You folks will likely know better than me, but I assumed this was possible because, at least looking at the API, the SHA1 is sent to backblaze at file upload time (https://www.backblaze.com/b2/docs/b2_upload_file.html), and is returned at download -
X-Bz-Content-Sha1
required
The SHA1 checksum of the content of the file. B2 will check this when the file is uploaded, to make sure that the file arrived correctly. It will be returned in the X-Bz-Content-Sha1 header when the file is downloaded.
b2_get_file_info also expose it (https://www.backblaze.com/b2/docs/b2_get_file_info.html) - could not those be used?
That's quite the performance decrease. I've already complained about having to specify the hash at the beginning of each part. Calculating the hash of the whole file in the beginning is even worse. This would mean that each file is read from disk three times! And also encrypted three times with the encryption feature I'm implementing!
[...] I assumed this was possible because, at least looking at the API, the SHA1 is sent to backblaze at file upload time [...]
That's only the case for "small" files.

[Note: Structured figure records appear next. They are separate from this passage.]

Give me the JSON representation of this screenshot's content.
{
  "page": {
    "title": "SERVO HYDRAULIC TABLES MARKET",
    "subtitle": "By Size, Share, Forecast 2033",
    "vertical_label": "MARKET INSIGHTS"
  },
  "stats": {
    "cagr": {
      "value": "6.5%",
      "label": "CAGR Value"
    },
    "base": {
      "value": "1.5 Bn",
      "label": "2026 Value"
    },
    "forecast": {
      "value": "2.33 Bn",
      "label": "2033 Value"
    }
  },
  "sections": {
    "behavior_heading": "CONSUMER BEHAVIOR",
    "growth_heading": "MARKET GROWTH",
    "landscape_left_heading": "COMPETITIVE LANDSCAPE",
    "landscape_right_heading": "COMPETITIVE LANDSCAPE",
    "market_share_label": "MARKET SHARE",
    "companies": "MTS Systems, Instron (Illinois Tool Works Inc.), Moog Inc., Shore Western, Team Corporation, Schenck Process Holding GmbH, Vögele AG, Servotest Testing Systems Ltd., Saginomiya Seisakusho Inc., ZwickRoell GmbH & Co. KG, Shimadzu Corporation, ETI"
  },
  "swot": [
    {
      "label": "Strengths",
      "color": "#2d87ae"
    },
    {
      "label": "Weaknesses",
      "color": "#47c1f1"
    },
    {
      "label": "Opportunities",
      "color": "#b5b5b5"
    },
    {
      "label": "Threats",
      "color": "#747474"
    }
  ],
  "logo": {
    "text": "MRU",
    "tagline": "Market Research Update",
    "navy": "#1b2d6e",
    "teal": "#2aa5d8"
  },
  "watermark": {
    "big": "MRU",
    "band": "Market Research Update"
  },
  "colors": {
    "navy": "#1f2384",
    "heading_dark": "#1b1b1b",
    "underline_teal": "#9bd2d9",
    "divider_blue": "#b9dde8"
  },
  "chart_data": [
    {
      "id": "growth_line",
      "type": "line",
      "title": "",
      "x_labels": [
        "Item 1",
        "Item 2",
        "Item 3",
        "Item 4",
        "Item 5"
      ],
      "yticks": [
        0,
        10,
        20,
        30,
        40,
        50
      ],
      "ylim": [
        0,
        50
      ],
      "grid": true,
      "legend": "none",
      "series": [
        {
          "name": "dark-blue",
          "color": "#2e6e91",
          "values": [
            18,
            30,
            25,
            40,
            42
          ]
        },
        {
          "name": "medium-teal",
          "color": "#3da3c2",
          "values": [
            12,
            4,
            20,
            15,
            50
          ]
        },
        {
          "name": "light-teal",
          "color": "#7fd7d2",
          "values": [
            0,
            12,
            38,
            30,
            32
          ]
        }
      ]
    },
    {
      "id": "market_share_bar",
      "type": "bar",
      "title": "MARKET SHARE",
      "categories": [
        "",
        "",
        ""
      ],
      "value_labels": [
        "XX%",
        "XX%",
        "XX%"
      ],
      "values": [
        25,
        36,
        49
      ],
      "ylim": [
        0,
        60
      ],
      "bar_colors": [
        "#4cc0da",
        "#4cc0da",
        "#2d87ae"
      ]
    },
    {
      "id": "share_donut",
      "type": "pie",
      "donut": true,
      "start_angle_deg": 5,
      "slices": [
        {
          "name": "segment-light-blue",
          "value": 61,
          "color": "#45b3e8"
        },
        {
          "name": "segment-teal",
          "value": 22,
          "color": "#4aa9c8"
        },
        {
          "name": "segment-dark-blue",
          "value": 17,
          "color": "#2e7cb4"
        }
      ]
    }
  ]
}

If the b2_start_large_file/b2_upload_part/b2_finish_large_file functions are used the hash of the whole file is optional.
Then lets compare hashes of all parts instead of comparing the single hash of the whole file. Can we retrieve them somehow from b2 for that purpose?
At the moment only while the file is still unfinished. But bwbeach said a while ago that the hashes are kept and an additional API function could allow access to them.
I'm fine with adding the API.
We already have b2_list_parts, but it returns an error if you call it on a file that has been finished. It may be as simple as removing that check, and letting it run.
Ok, then lets wait for the API extension.